You are young, have some fun, try life out and take it slowly with your DP, who knows it could be a beautiful life long relationship, or an unmitigated disaster but either way there is absolutely no need to rush into anything.

blacksax · 22/02/2025 17:32
Hmm
Cismyfatarse · 22/02/2025 17:35

No.

Garlicgarlicgarlic · 22/02/2025 17:35

Gymbunny2025 · 22/02/2025 17:14

I think if it was the right decision you'd feel positive and excited about it. You obviously don't so I wouldn't.

Fwiw I wouldn't call a mum to a 3 month old unemployed (even if technically true)!

Well she's not on maternity leave and isn't a stay at home parent funded by a spouse so not sure what way you'd refer to employment status, but ok.

Her infant is the most vulnerable one in this brand new relationship. OP should reconsider dating this woman. Their lives/stages have nothing in common.
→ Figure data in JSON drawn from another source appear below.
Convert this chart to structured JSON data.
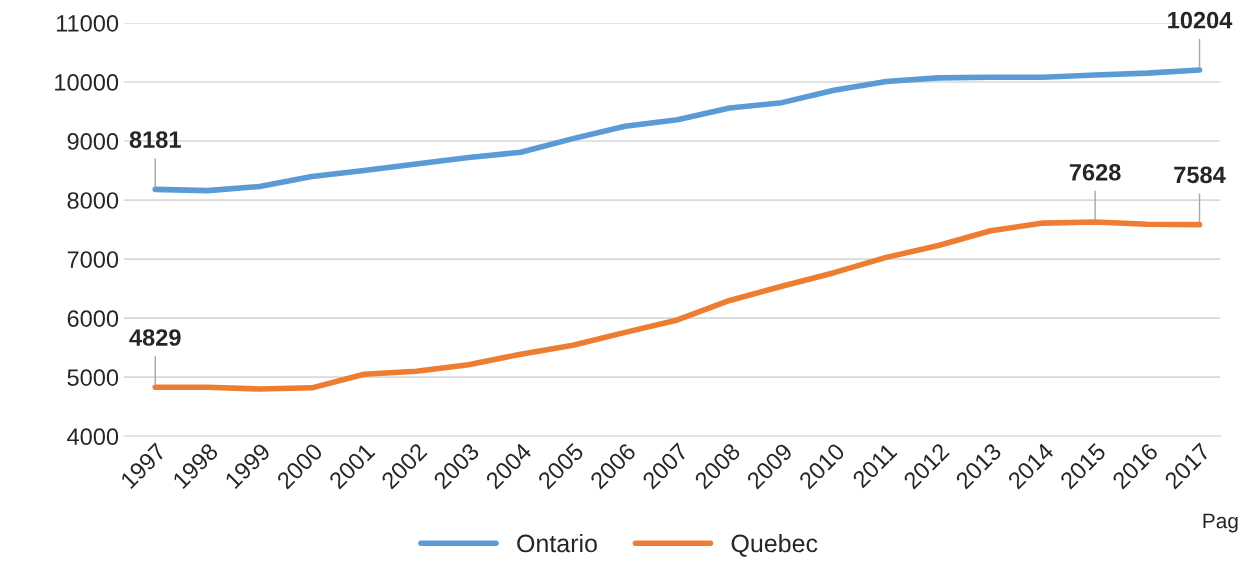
{
  "chart_data": {
    "type": "line",
    "categories": [
      "1997",
      "1998",
      "1999",
      "2000",
      "2001",
      "2002",
      "2003",
      "2004",
      "2005",
      "2006",
      "2007",
      "2008",
      "2009",
      "2010",
      "2011",
      "2012",
      "2013",
      "2014",
      "2015",
      "2016",
      "2017"
    ],
    "series": [
      {
        "name": "Ontario",
        "color": "#5b9bd5",
        "values": [
          8181,
          8160,
          8230,
          8400,
          8500,
          8610,
          8720,
          8810,
          9040,
          9250,
          9360,
          9560,
          9650,
          9860,
          10010,
          10070,
          10080,
          10080,
          10120,
          10150,
          10204
        ],
        "value_labels": [
          "8181",
          null,
          null,
          null,
          null,
          null,
          null,
          null,
          null,
          null,
          null,
          null,
          null,
          null,
          null,
          null,
          null,
          null,
          null,
          null,
          "10204"
        ]
      },
      {
        "name": "Quebec",
        "color": "#ed7d31",
        "values": [
          4829,
          4830,
          4800,
          4820,
          5050,
          5100,
          5210,
          5390,
          5540,
          5760,
          5970,
          6300,
          6540,
          6770,
          7030,
          7230,
          7480,
          7610,
          7628,
          7590,
          7584
        ],
        "value_labels": [
          "4829",
          null,
          null,
          null,
          null,
          null,
          null,
          null,
          null,
          null,
          null,
          null,
          null,
          null,
          null,
          null,
          null,
          null,
          "7628",
          null,
          "7584"
        ]
      }
    ],
    "ylim": [
      4000,
      11000
    ],
    "yticks": [
      4000,
      5000,
      6000,
      7000,
      8000,
      9000,
      10000,
      11000
    ],
    "grid": "y",
    "legend": "bottom",
    "marker": "none",
    "line_style": "solid",
    "annotations": [
      "Pag"
    ]
  }
}
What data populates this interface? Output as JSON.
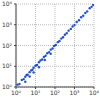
{
  "chart_data": {
    "type": "scatter",
    "log": true,
    "grid": true,
    "color": "#1f4fd0",
    "marker": "o",
    "x": [
      1.2,
      1.5,
      2,
      2.5,
      3,
      3.5,
      4,
      5,
      6,
      7,
      8,
      10,
      12,
      15,
      18,
      22,
      27,
      33,
      40,
      50,
      60,
      75,
      90,
      110,
      140,
      170,
      210,
      260,
      320,
      400,
      500,
      650,
      800,
      1000,
      1300,
      1700,
      2200,
      2800,
      3600,
      4500,
      6000,
      7500,
      9000,
      3,
      5,
      8,
      15,
      30,
      60
    ],
    "y": [
      1.3,
      1.4,
      2.2,
      2.4,
      3.1,
      3.8,
      3.9,
      5.2,
      6.3,
      6.8,
      8.5,
      10.5,
      11.5,
      15.5,
      19,
      21,
      28,
      32,
      42,
      48,
      63,
      72,
      95,
      105,
      145,
      165,
      215,
      250,
      330,
      390,
      520,
      630,
      830,
      980,
      1350,
      1650,
      2300,
      2700,
      3700,
      4400,
      6200,
      7300,
      9200,
      1.8,
      3.2,
      5,
      9,
      20,
      40
    ],
    "xlim": [
      1,
      10000
    ],
    "ylim": [
      1,
      10000
    ],
    "xticks": [
      {
        "value": 1,
        "label": "10⁰"
      },
      {
        "value": 10,
        "label": "10¹"
      },
      {
        "value": 100,
        "label": "10²"
      },
      {
        "value": 1000,
        "label": "10³"
      },
      {
        "value": 10000,
        "label": "10⁴"
      }
    ],
    "yticks": [
      {
        "value": 1,
        "label": "10⁰"
      },
      {
        "value": 10,
        "label": "10¹"
      },
      {
        "value": 100,
        "label": "10²"
      },
      {
        "value": 1000,
        "label": "10³"
      },
      {
        "value": 10000,
        "label": "10⁴"
      }
    ]
  }
}
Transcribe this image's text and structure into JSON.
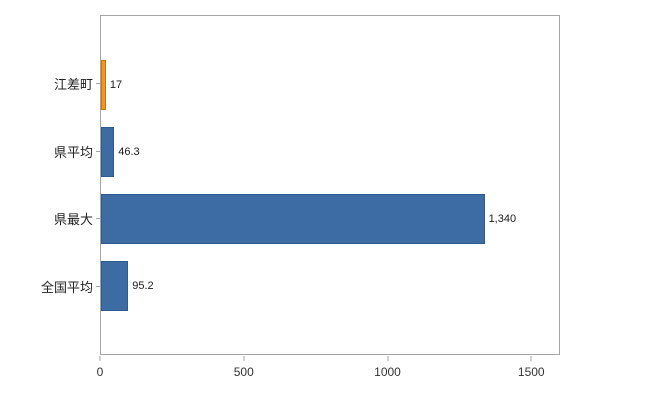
{
  "chart_data": {
    "type": "bar",
    "orientation": "horizontal",
    "title": "",
    "xlabel": "",
    "ylabel": "",
    "categories": [
      "江差町",
      "県平均",
      "県最大",
      "全国平均"
    ],
    "values": [
      17,
      46.3,
      1340,
      95.2
    ],
    "value_labels": [
      "17",
      "46.3",
      "1,340",
      "95.2"
    ],
    "series_colors": [
      "#f7941e",
      "#3d6ba4",
      "#3d6ba4",
      "#3d6ba4"
    ],
    "bar_border_colors": [
      "#c8770f",
      "#2e5a8f",
      "#2e5a8f",
      "#2e5a8f"
    ],
    "x_ticks": [
      "0",
      "500",
      "1000",
      "1500"
    ],
    "x_tick_values": [
      0,
      500,
      1000,
      1500
    ],
    "xlim": [
      0,
      1600
    ],
    "grid": false,
    "legend": "none",
    "plot_border_color": "#a6a6a6",
    "background_color": "#ffffff",
    "value_label_color": "#1a1a1a",
    "tick_label_color": "#333333"
  }
}
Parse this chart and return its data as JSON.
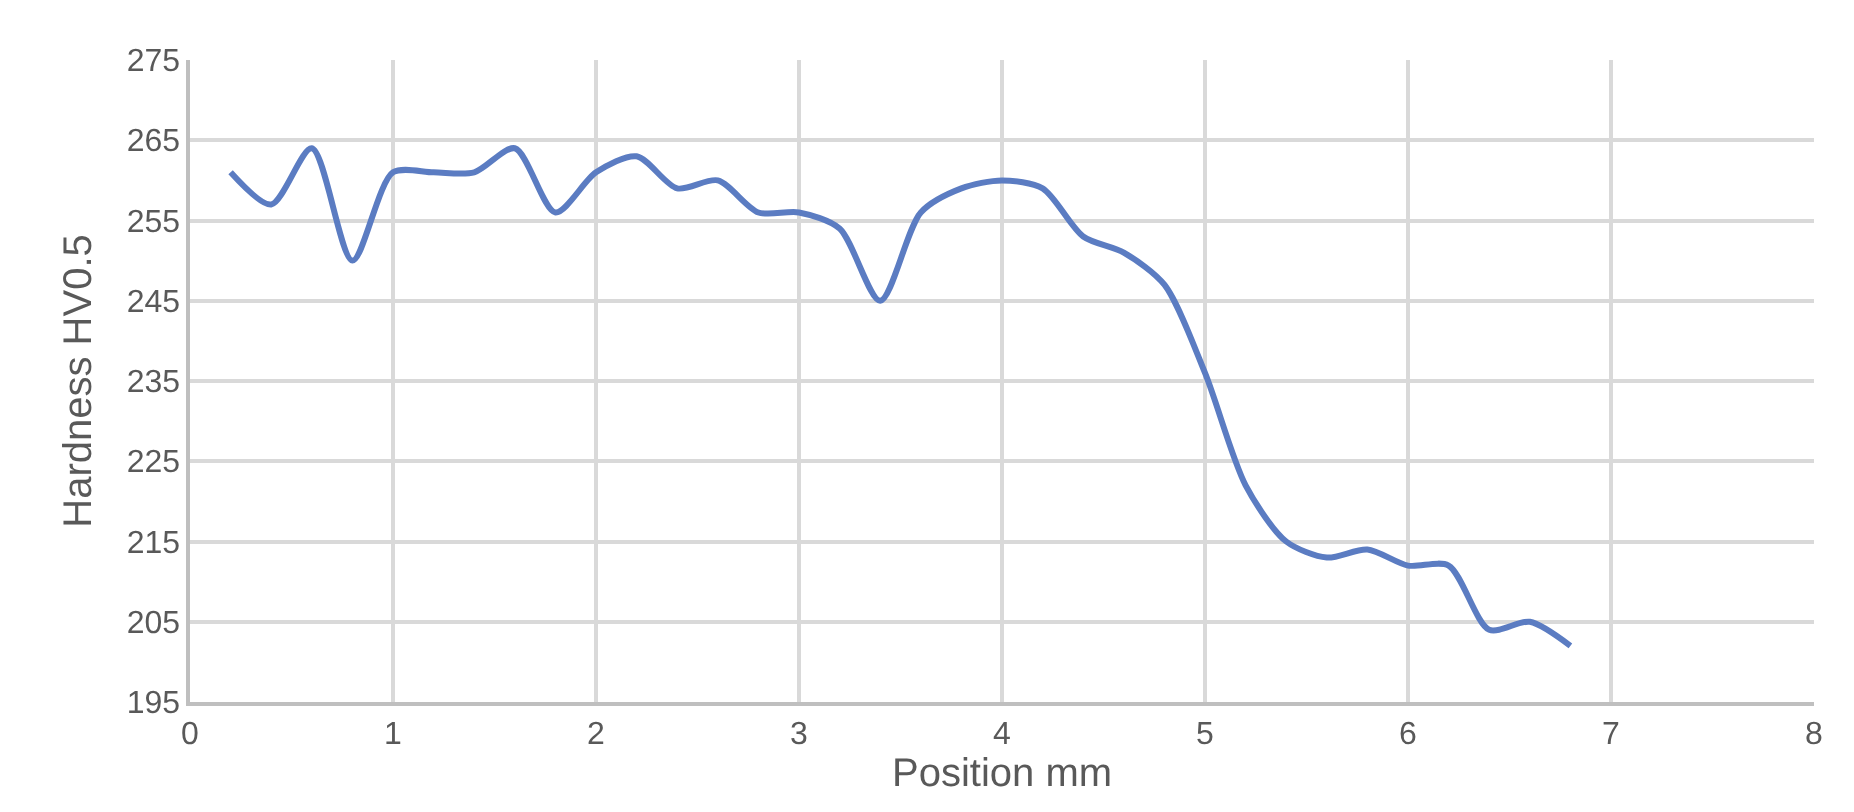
{
  "chart_data": {
    "type": "line",
    "xlabel": "Position mm",
    "ylabel": "Hardness HV0.5",
    "x": [
      0.2,
      0.4,
      0.6,
      0.8,
      1.0,
      1.2,
      1.4,
      1.6,
      1.8,
      2.0,
      2.2,
      2.4,
      2.6,
      2.8,
      3.0,
      3.2,
      3.4,
      3.6,
      3.8,
      4.0,
      4.2,
      4.4,
      4.6,
      4.8,
      5.0,
      5.2,
      5.4,
      5.6,
      5.8,
      6.0,
      6.2,
      6.4,
      6.6,
      6.8
    ],
    "series": [
      {
        "color": "#5b7cc2",
        "values": [
          261,
          257,
          264,
          250,
          261,
          261,
          261,
          264,
          256,
          261,
          263,
          259,
          260,
          256,
          256,
          254,
          245,
          256,
          259,
          260,
          259,
          253,
          251,
          247,
          236,
          222,
          215,
          213,
          214,
          212,
          212,
          204,
          205,
          202
        ]
      }
    ],
    "xlim": [
      0,
      8
    ],
    "xticks": [
      0,
      1,
      2,
      3,
      4,
      5,
      6,
      7,
      8
    ],
    "ylim": [
      195,
      275
    ],
    "yticks": [
      195,
      205,
      215,
      225,
      235,
      245,
      255,
      265,
      275
    ],
    "grid": true,
    "legend": false,
    "marker": "none",
    "line_style": "solid"
  }
}
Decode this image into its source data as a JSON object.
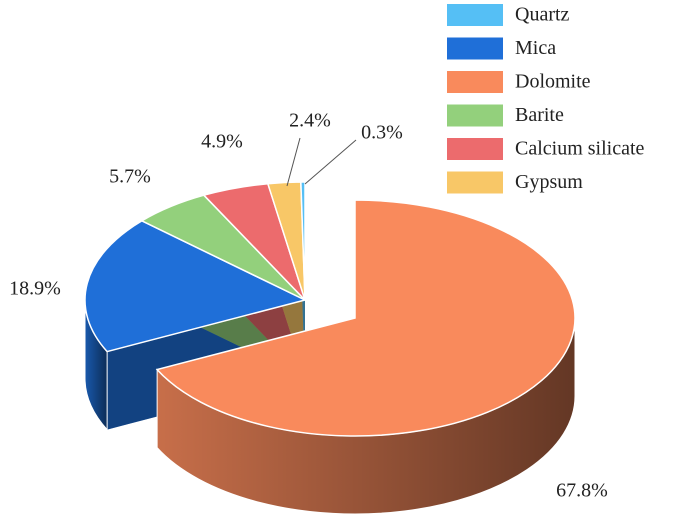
{
  "chart_data": {
    "type": "pie3d",
    "categories": [
      "Quartz",
      "Mica",
      "Dolomite",
      "Barite",
      "Calcium silicate",
      "Gypsum"
    ],
    "values": [
      0.3,
      18.9,
      67.8,
      5.7,
      4.9,
      2.4
    ],
    "value_labels": [
      "0.3%",
      "18.9%",
      "67.8%",
      "5.7%",
      "4.9%",
      "2.4%"
    ],
    "colors": [
      "#55bff5",
      "#1f6fd8",
      "#f98a5c",
      "#93d07c",
      "#ec6b6d",
      "#f8c767"
    ]
  }
}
Whatwouldnanado · 22/02/2025 17:38

You sound great, what do you do for a living? The bit about the social media posts was enough to make me think you should run for the proverbial hills. What exactly are the benefits for you in this? The girl sounds like a complete rescue job. You need to end it, kindly, take time to enjoy living alone and then when the time is right find someone who is your equal. I think you know this.